На фотографиях семьи Хвостенко, сделанных в первые годы совместной жизни, нельзя не заметить, как счастливы супруги. Они встретились в колхозе под Таращей -- молодой зоотехник и девушка, только что окончившая ветеринарный техникум. Это была любовь с первого взгляда. Вместе работали с утра до ночи, потом учились. Вскоре поженились, родился первенец Олежка.

Вторые роды оказались трагичными. Тереза Мечиславовна помнит, что врач очень спешила на день рождения и отдала приказ акушеркам действовать «активнее»:

-- Два часа они давили мне на живот. Во время родов у меня был гипертонический криз. Что медики делали с младенцем, не помню… Позже, выписавшись из больницы, во время прогулки мне стало плохо -- поднялось давление. Ко мне приехала «скорая» и заодно врачи осмотрели ребенка.

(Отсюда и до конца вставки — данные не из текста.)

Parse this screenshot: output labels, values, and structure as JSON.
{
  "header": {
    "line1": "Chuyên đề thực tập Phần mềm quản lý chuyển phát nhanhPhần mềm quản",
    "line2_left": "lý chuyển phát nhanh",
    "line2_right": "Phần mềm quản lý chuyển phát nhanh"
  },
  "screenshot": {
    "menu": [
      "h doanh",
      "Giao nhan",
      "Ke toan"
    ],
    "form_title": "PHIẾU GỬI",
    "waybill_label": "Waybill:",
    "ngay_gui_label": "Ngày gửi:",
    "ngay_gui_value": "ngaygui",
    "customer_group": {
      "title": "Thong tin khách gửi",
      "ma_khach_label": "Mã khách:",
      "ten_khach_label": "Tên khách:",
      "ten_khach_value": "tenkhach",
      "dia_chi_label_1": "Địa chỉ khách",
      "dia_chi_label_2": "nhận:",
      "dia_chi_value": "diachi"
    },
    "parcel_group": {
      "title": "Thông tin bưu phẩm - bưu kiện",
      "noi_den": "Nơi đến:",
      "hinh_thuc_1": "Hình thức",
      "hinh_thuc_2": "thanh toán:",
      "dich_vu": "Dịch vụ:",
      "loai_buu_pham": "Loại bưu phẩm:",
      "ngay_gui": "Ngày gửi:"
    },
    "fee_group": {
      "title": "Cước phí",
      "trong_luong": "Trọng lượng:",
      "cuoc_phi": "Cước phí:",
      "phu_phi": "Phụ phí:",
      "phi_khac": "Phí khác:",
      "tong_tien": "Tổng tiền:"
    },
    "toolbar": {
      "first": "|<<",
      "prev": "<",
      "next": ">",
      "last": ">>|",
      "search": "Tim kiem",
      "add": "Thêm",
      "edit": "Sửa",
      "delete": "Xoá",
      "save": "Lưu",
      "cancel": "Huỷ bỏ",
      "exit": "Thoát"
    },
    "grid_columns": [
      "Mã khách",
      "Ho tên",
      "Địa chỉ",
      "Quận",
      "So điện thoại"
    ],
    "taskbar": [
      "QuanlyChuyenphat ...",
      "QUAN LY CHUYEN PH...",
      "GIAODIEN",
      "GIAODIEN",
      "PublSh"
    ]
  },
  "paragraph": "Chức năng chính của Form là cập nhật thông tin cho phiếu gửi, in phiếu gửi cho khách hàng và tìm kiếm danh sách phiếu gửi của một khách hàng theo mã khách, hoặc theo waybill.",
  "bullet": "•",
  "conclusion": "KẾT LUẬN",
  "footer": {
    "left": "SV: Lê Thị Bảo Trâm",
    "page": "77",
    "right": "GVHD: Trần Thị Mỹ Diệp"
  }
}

Предположение врачей прозвучало как приговор: «У вас же ребенок слепой!» Потом в Охматдете выяснилось, что он еще и глухонемой, со сложными нарушениями, грозящими задержками в умственном развитии. Там же опытный доктор распросил молодую маму об обстоятельствах родов. Оказалось, медики использовали запрещенные приемы, в том числе наложили на голову ребенка щипцы. Когда отчаявшаяся женщина обратилась к виновным, в ее адрес посыпались немыслимые советы: «А что, собственно, произошло? Сдашь этого и еще одного родишь! Рожай -- муж же есть!» Поскольку все это было в семидесятых, дело замяли и никого не наказали. Шрам от щипцов до сих пор виден на бледной коже головы Русланчика. Ему придавили зрительный и слуховой нерв, деформировали нос.

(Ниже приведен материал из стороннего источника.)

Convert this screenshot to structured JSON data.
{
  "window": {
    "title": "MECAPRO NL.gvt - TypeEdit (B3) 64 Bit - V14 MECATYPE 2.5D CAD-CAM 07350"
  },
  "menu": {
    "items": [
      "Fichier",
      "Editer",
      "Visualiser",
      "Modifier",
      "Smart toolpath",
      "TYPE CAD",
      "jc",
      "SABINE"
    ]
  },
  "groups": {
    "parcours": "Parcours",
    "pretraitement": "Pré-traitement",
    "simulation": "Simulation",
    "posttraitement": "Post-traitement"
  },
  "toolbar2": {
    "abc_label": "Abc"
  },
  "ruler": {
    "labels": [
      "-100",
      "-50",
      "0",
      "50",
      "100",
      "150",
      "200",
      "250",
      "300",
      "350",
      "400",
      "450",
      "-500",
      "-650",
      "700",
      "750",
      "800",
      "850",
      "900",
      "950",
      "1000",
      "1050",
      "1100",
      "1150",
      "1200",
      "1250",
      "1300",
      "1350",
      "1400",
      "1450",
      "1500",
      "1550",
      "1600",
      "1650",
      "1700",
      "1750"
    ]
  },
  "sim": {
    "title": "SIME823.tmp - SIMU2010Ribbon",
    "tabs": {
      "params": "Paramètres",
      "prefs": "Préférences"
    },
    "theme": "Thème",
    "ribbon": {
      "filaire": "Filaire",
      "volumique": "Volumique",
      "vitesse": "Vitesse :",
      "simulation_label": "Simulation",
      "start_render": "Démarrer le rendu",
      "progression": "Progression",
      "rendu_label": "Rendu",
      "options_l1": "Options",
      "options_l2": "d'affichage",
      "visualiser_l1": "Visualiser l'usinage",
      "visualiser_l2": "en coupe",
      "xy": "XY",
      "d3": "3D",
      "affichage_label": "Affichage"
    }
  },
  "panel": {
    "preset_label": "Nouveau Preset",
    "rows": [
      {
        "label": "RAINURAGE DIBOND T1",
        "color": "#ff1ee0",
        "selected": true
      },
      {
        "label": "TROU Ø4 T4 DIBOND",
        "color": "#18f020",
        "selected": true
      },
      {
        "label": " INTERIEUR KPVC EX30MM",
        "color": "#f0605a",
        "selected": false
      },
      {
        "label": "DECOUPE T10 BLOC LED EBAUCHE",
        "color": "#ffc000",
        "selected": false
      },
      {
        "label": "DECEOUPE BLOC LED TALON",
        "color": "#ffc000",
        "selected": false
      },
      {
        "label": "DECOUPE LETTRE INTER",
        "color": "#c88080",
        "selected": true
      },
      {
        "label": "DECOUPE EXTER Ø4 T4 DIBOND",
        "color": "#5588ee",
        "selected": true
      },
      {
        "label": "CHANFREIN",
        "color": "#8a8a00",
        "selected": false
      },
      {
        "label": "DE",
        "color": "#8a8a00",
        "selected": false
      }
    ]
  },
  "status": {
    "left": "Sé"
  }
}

-- Когда стал известен диагноз, поняла, что это на всю жизнь. Сразу представила, что не будет ни школы, ни общения, никогда не узнаю, что у сына на душе. И мужу сказала так: «У нас три комнаты, забирай старшего сына, бери две комнаты и женись. Даю тебе слово, что не пойду ни в партком, ни в обком. Со временем ты найдешь себе жену. Обо мне не переживай, я где-нибудь раздобуду себе картофельную кожуру, сварю ее ребенку, а сама водичку из-под нее выпью. Но сына никогда не брошу и никуда не сдам». Муж зарыдал…

И они стали жить в любви и согласии, взвалив на себя страшный груз любви к безнадежно больному сыну. Правда, иногда муж мог сорвать злость на Терезе, но Русланчика очень любил -- до самой смерти. Даже когда Борис Хвостенко работал, с трудом удавалось сводить концы с концами. Поэтому Терезе тоже приходилось работать -- и полы мыть со своим высшим образованием.

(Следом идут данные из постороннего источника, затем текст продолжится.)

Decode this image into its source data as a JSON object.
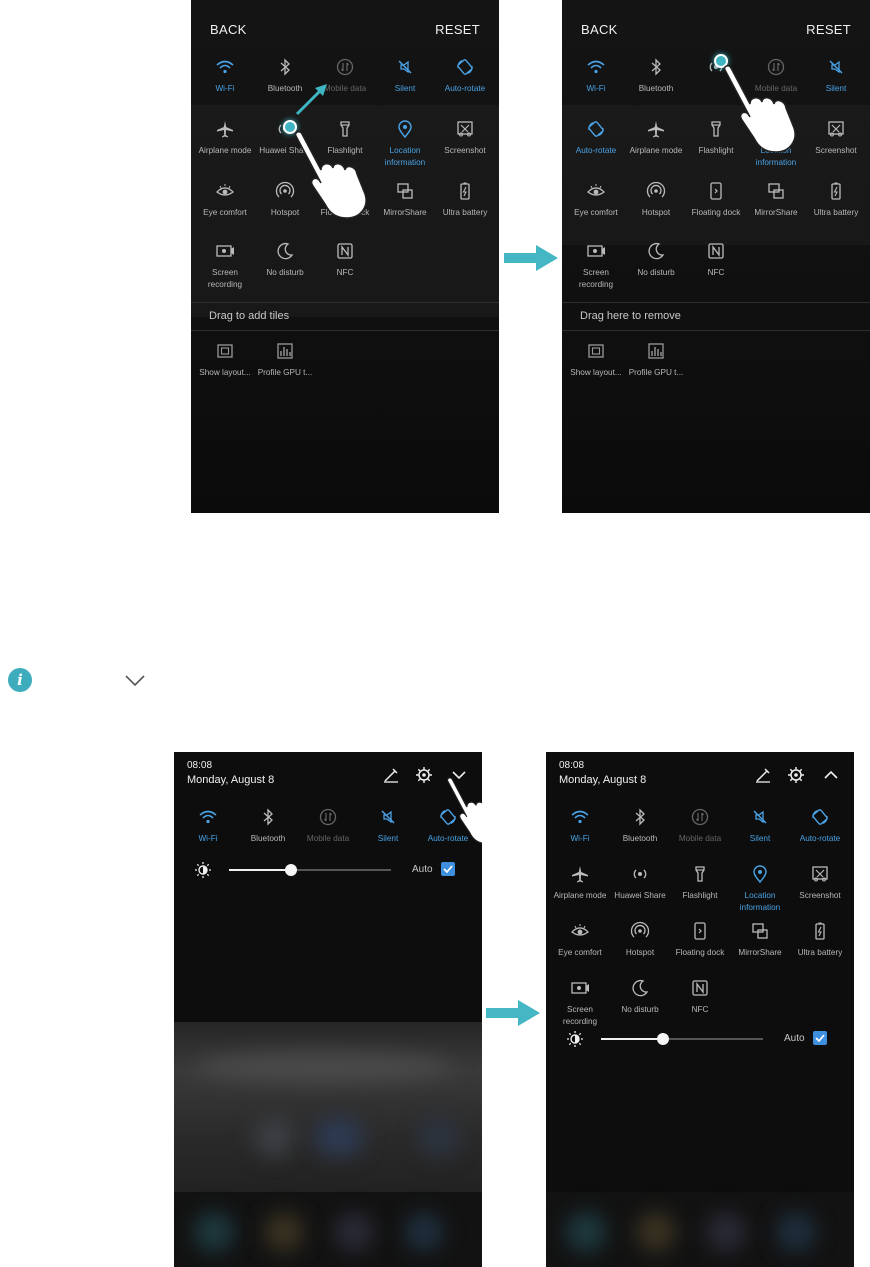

За все эти годы мама научилась понимать своего сына без слов. Они общаются прикосновениями. Приложив руку к его телу, она понимает, что хочет сын именно в этот момент -- карамельку или варенички. Совершенно непонятно, каким образом он понимает, какую еду ему предлагает мама.

-- Как мы общаемся с Русланчиком, мне трудно объяснить. Когда я его учила, мне присылали методички из специальных интернатов. Таким детям, как он, нужно по несколько тысяч раз повторять обычные фразы: «это молочко», «вставай», «идем гулять». И он понимает, хоть и не слышит меня.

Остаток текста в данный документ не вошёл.